Objectives: To investigate the local vaginal and systemic immune responses of effective vaginal DNA delivery with high transfection efficiency, we determined the effects on Th1-dependent cytokine (interferon-gamma) production in spleen and inguinal lymph node cells and antibody responses of vaginal pDNA immunization with a cell-penetrating peptide, and compared our vaginal immunization with intradermal and intranasal immunizations.

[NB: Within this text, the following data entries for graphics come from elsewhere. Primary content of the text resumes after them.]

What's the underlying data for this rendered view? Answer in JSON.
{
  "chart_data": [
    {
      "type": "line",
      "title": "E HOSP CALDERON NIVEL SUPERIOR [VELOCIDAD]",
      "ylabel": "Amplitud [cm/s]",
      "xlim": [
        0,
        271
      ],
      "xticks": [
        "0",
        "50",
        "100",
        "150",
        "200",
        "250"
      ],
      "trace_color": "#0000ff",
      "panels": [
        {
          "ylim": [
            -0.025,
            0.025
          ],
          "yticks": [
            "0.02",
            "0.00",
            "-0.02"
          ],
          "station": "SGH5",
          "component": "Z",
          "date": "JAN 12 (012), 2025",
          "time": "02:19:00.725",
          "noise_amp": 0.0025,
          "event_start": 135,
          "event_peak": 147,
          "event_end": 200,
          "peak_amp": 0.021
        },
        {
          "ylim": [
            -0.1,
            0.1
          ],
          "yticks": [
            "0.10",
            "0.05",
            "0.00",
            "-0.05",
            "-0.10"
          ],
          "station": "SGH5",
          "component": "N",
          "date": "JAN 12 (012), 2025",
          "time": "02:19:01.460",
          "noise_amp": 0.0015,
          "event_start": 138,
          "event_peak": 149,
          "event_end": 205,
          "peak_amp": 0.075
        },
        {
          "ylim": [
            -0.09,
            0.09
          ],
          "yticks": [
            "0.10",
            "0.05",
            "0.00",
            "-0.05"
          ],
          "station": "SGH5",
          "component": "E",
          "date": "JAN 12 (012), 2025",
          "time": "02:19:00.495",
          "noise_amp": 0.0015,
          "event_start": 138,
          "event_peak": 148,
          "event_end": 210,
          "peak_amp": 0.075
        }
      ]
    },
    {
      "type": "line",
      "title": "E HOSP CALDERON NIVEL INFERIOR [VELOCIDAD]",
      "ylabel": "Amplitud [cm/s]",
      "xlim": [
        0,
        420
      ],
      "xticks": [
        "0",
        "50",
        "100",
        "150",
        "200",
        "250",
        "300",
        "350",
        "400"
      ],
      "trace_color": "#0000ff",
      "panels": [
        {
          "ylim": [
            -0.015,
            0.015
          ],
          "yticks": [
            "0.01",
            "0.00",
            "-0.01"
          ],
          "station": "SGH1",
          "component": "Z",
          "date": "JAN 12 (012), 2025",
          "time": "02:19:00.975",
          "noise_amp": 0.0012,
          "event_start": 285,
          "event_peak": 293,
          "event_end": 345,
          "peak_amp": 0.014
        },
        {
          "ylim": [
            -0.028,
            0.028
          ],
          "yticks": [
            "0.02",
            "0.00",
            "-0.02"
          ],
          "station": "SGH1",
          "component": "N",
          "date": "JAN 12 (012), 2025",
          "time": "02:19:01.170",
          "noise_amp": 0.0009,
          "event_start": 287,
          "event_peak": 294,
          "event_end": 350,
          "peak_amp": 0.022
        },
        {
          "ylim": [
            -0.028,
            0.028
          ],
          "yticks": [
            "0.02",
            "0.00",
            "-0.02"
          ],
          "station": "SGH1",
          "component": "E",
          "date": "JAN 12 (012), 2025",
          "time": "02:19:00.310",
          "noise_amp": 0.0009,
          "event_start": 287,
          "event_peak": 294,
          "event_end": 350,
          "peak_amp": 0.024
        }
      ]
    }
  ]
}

Methods: Mice were immunized by vaginal, nasal or dermal administration of pCMV-OVA with or without peptide carriers, and serum, vaginal fluids, spleen and inguinal cells were harvested. The serum immunoglobulin (Ig)G(2a) and vaginal IgA antibody responses were determined by sandwich enzyme-linked immunosorbent assay (ELISA). The interferon-gamma production from spleen cells or inguinal lymph node cells was determined by an ELISA kit.
Key findings: The direct vaginal immunization strongly induced IgA in the vaginal fluids and interferon-gamma production in the local lymph node draining from the vagina. In addition, co-vaccination with the peptide carriers elevated these immune responses compared with vaccination with pCMV-OVA alone. Vaginal immunization with high transfection efficiency promoted vaginal IgA production to a significantly greater extent than intradermal or nasal immunization.
Conclusions: These results suggested that direct vaginal DNA vaccines under high transfection conditions induced higher local vaginal antibody than that by intranasal or intradermal administration, and peptide carriers effectively elevated mucosal immune responses. Therefore, this vaginal DNA vaccination method may be expected to be useful in the prevention and treatment methods for vaginal infectious diseases such as HIV infection.